Adriana Carranca*
AMERICANOS EM NOVA YORK - ESTADOS UNIDOS
A qualidade de vida nos Estados Unidos é melhor do que em Ruanda sob
qualquer índice econômico e social.
Mas os americanos são menos felizes que os ruandeses!
A
primeira impressão foi de estranheza, embora com alguma simpatia. Eu
havia pedido um café e recebera de volta um líquido insosso e pardo que
mal cheirava à bebida, com aroma predominante de canela. Hesitei em
receber o copo de isopor cheio, mas o vendedor tinha as mãos estendidas em minha direção, os olhos vidrados nos meus e um sorriso congelado no rosto. Engoli a bebida quente forçando um semblante que indicasse aprovação, na tentativa de retribuir seu sorriso, mas mal dei o primeiro gole e ele já sorria para outro cliente. Era meu primeiro contato com a cultura americana, durante uma escala no Aeroporto de Miami.
Nos meses seguintes, eu seria recebida com um alegre e sonoro “Hi! How are you doing today?” [Como vai você hoje?] assim que colocava os pés em uma loja, farmácia, no caixa do supermercado. Ofereciam-me “happy meals”, batatas fritas no formato de um sorriso, descontos em “happy hours”. “Have a happy day”, eu ouvia ao sair. Ao voltar os olhos em direção à voz, encontrava fatalmente o mesmo olhar e o sorriso congelado do rapaz da lanchonete.

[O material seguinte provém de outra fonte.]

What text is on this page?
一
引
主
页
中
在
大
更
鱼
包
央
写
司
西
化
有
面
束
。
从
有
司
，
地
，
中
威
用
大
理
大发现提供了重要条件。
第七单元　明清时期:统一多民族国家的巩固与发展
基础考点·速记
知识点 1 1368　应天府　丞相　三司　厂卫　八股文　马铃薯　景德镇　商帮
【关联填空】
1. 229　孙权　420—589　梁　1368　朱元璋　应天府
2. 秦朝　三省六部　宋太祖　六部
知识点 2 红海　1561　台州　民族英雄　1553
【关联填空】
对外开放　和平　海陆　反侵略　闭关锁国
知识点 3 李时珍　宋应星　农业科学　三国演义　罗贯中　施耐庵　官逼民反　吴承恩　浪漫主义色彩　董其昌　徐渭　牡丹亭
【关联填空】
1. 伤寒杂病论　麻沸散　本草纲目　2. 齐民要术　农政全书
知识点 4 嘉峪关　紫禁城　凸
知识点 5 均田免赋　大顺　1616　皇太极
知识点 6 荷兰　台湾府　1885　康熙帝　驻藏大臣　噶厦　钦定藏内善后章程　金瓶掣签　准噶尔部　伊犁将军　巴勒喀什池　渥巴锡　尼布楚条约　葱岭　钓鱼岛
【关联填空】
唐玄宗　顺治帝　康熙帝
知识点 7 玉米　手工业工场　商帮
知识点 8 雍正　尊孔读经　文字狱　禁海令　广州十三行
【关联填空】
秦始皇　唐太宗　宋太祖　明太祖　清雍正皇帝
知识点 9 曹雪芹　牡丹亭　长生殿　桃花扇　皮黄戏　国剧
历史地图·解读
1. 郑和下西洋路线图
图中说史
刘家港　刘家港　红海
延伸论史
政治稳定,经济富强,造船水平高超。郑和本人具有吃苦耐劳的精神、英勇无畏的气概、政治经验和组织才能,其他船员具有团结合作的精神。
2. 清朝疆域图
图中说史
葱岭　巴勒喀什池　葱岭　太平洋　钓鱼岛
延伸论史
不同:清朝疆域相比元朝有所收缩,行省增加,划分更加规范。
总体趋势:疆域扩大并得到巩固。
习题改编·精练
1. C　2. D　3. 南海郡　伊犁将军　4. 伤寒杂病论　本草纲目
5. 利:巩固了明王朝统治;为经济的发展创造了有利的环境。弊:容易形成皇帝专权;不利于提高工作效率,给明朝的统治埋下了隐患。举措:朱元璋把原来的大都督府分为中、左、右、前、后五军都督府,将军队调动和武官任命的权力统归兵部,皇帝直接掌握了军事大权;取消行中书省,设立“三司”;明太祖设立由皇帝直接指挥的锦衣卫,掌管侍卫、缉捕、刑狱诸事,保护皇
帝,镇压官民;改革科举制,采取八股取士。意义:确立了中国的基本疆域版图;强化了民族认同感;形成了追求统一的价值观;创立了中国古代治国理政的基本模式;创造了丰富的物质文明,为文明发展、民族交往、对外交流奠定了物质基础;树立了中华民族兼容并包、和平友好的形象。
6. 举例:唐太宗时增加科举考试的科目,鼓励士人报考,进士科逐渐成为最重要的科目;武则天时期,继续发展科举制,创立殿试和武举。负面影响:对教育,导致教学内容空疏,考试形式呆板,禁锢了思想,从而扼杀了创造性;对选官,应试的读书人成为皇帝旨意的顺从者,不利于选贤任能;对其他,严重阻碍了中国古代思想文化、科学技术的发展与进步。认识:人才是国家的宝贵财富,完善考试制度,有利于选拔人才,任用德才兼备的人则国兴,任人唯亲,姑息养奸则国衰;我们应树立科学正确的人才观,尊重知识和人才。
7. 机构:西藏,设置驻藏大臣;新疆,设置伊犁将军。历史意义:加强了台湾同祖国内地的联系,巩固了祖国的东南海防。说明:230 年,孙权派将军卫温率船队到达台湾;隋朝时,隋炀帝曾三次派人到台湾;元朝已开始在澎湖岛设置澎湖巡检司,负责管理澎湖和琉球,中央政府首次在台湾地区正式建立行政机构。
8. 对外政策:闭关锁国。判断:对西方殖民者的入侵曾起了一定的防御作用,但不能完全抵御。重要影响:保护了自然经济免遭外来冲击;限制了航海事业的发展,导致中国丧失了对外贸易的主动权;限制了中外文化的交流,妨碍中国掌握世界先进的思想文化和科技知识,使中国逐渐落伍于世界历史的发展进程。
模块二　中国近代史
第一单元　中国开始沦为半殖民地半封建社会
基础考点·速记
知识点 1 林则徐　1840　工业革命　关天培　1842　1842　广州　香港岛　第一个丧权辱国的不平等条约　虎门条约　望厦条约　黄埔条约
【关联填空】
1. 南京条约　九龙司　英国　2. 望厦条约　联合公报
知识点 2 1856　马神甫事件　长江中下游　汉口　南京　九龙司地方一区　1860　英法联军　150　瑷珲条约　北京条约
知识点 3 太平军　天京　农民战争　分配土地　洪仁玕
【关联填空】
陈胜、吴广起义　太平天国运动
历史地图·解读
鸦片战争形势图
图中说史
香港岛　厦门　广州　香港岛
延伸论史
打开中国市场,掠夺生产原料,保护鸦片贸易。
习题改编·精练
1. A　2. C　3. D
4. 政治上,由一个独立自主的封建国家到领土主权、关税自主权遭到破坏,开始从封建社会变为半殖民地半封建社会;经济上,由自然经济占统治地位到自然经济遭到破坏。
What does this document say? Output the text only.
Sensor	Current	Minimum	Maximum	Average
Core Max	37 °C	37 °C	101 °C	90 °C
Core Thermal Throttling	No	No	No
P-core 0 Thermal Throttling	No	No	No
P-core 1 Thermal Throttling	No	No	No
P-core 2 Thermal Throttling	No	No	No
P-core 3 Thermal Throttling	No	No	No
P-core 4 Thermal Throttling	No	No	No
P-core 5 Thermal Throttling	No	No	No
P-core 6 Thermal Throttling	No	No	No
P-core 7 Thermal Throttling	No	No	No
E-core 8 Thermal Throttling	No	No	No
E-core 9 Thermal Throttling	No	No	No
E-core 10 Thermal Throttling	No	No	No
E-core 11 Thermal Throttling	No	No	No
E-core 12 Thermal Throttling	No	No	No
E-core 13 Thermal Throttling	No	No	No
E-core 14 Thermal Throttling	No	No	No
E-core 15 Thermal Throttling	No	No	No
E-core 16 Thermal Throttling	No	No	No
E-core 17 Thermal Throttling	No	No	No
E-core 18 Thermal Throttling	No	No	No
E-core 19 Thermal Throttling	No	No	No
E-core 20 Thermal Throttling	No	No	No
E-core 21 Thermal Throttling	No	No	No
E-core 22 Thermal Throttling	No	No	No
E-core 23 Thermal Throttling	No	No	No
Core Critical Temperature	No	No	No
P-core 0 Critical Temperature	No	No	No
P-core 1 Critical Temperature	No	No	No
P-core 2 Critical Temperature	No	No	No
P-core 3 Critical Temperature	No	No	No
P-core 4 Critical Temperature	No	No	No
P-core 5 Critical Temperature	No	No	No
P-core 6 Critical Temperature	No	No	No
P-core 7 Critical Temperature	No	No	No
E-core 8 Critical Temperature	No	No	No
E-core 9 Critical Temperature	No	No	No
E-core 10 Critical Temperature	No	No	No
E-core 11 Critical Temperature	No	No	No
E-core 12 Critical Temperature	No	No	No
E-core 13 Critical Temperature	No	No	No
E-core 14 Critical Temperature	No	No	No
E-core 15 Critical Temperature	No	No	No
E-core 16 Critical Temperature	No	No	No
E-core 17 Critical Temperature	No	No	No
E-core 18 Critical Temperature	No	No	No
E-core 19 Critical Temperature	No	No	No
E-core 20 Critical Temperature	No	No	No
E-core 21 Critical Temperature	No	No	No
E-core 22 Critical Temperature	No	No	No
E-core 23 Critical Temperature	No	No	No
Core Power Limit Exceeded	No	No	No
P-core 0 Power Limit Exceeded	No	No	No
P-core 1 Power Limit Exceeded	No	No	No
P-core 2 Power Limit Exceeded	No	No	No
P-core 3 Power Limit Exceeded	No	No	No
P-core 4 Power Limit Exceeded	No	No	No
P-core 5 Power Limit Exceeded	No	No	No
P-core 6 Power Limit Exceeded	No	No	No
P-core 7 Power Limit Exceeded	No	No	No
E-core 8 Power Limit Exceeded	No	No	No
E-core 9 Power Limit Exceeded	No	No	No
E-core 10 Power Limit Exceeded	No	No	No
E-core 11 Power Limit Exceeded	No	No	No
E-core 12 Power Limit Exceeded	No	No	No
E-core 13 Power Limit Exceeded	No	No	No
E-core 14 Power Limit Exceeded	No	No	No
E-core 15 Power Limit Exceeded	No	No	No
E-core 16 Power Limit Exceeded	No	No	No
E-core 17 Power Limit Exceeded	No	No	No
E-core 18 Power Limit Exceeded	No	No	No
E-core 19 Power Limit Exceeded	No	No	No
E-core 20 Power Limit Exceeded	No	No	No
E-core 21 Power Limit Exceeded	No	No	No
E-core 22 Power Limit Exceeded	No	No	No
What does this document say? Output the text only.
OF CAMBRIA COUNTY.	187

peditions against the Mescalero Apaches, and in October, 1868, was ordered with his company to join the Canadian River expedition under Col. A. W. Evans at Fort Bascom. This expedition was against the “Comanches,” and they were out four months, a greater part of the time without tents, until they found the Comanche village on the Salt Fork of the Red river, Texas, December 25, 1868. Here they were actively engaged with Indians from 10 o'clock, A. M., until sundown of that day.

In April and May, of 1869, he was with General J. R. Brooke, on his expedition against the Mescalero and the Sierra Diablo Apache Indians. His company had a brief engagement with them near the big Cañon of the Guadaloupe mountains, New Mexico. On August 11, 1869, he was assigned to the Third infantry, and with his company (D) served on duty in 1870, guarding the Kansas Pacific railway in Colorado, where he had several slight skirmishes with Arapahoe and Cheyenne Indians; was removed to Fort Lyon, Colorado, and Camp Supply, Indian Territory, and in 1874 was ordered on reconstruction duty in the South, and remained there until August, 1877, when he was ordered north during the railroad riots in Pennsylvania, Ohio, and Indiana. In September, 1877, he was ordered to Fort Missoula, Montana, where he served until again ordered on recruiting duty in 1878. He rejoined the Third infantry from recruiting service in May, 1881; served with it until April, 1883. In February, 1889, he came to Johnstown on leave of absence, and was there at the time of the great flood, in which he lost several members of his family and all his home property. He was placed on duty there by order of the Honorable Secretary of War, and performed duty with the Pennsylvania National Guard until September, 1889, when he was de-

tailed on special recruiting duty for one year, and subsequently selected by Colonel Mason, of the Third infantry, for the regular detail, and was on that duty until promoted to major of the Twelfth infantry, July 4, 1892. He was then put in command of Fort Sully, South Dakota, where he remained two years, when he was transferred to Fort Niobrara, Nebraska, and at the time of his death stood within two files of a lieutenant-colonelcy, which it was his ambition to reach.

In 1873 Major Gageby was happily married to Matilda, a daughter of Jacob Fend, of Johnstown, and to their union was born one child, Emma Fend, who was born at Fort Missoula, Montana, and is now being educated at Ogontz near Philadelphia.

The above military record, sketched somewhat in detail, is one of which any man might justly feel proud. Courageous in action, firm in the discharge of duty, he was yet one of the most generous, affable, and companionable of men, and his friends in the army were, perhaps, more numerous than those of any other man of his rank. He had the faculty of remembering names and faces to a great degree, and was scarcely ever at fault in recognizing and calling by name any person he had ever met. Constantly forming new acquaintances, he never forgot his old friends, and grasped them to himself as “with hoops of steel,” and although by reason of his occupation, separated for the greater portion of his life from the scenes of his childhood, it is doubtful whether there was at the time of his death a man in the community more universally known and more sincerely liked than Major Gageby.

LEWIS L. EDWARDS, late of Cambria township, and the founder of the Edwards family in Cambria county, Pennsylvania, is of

Eu pensava: “que simpáticos!”,
até saber que uma rede varejista obrigava seus funcionários a sorrir
sempre que um consumidor estivesse a três metros de distância deles. O sorriso era uma estratégia de marketing ensinada nos MBAs [cursos de especialização e mestrado]. Uma busca rápida na Amazon traz 924 livros com as palavras “smile & sales”, coisas como “Sorria e venda mais”. No Google, aparecem ensaios como: “A ciência por trás do marketing do sorriso”. Quando
“o sorriso americano” passou a ser alvo de zombaria e se tornou
sinônimo de uma expressão falsa de felicidade, os gerentes de marketing
passaram a exigir de funcionários não apenas o sorriso, mas que fosse
sincero. Eles deveriam se sentir realmente felizes.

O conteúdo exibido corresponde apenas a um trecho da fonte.